Néanmoins, plusieurs rapports sur les inégalités et la pauvreté regrettent que l'analyse de cette dernière ne soit souvent que monétaire. "La pauvreté monétaire constitue une mesure quelque peu frustre de la pauvreté, qui reste avant tout une expérience douloureuse vécue à la première personne", observait un rapport du Sénat en 2021. "Cette approche centrée sur les ressources ne reflète pas pleinement les charges auxquelles les personnes font face, le 'coût de la vie' et les privations qui en découlent, ni le sentiment d'insécurité sociale associé à cette situation."

Le rapport concluait qu'il était "indispensable" de changer la façon d'estimer et de calculer la pauvreté en France.

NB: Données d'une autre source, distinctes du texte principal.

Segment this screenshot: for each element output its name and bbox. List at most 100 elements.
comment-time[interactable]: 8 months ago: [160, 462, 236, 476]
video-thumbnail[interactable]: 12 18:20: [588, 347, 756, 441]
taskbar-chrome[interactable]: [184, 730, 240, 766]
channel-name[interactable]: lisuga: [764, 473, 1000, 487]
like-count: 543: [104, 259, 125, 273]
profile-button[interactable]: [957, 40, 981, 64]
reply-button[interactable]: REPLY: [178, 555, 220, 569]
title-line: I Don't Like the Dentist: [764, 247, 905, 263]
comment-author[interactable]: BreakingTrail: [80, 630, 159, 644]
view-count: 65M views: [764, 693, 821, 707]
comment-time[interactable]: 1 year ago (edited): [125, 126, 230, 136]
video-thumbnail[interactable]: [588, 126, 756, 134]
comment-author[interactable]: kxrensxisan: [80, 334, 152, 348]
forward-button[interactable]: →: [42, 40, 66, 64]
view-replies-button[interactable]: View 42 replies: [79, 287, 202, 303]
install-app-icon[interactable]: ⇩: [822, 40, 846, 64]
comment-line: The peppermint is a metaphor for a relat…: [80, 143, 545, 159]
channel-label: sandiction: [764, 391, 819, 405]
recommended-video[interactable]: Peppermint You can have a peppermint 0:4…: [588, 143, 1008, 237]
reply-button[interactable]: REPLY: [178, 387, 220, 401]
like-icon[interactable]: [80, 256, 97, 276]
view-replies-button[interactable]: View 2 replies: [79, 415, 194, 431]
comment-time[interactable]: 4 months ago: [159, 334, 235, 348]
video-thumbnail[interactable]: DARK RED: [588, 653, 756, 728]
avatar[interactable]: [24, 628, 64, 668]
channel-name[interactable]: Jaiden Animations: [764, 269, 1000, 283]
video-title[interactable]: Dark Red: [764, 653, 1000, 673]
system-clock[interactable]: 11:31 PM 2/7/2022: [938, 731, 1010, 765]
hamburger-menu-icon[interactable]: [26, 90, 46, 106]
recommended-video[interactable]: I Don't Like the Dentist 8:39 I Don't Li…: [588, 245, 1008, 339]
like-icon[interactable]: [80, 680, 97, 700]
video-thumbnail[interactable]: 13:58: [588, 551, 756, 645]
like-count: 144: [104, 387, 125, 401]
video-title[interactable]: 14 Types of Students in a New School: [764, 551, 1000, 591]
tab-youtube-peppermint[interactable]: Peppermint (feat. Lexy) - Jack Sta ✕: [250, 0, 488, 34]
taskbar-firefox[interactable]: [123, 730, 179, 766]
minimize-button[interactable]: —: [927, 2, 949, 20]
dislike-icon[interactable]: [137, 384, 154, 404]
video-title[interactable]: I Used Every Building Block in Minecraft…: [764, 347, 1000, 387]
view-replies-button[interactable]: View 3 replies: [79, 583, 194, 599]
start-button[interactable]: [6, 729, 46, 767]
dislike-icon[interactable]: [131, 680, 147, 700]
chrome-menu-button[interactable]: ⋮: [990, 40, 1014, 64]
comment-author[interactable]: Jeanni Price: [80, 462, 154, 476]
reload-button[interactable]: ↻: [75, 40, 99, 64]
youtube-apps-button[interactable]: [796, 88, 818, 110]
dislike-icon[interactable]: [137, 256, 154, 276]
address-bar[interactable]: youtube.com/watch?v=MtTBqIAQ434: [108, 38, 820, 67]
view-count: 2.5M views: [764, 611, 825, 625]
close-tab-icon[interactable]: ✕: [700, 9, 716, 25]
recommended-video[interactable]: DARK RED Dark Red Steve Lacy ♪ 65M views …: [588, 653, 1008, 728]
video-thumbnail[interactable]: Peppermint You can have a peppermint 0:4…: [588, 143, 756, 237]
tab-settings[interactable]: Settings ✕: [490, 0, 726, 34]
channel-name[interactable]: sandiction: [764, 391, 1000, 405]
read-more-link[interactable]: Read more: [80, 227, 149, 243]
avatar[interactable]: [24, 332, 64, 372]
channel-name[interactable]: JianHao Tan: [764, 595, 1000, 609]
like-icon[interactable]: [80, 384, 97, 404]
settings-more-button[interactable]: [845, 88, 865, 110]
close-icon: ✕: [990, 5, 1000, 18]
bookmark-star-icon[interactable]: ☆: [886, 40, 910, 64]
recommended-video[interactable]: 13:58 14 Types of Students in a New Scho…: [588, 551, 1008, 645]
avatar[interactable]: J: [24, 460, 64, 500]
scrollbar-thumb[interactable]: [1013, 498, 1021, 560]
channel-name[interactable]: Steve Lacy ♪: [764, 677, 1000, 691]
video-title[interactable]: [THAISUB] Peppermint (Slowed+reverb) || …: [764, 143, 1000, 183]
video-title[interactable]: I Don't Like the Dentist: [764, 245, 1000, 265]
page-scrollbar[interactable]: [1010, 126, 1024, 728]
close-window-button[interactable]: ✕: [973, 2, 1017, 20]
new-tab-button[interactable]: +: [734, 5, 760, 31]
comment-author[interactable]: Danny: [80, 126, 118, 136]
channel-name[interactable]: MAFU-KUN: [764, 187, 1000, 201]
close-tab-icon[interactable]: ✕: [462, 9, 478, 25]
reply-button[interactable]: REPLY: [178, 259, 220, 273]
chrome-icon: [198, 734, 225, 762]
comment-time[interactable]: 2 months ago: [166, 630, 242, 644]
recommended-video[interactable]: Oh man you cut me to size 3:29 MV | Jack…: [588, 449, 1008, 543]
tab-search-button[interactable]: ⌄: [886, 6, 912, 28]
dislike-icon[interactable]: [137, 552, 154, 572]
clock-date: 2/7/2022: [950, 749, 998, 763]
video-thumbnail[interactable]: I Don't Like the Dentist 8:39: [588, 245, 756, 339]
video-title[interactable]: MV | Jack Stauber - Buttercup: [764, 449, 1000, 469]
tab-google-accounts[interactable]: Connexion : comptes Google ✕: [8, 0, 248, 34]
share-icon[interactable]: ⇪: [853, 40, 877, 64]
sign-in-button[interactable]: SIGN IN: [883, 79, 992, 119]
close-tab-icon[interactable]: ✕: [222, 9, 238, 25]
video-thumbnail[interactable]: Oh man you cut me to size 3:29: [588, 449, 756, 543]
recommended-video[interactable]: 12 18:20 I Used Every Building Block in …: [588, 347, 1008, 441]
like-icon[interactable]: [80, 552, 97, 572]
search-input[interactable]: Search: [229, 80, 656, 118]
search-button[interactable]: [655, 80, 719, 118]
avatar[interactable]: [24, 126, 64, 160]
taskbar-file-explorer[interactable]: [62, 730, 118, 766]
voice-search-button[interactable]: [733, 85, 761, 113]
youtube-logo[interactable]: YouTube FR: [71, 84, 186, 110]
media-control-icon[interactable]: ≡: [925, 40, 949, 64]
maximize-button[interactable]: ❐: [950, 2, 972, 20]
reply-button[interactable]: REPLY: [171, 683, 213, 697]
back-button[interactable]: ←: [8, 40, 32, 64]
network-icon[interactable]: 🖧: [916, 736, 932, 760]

Il recommandait de "développer un indicateur synthétique qui soit beaucoup plus conjoncturel [que le taux de pauvreté] – à partir, par exemple, des données relatives aux prestations de solidarité versées, au recours à l'aide alimentaire ou encore issues de sondages, dont on peut disposer quasiment en temps réel". Il appelait aussi à mieux observer le "halo autour de la pauvreté", toutes ces personnes considérées comme non-pauvres mais qui peuvent basculer dans la pauvreté en cas de pépin ou de forte inflation.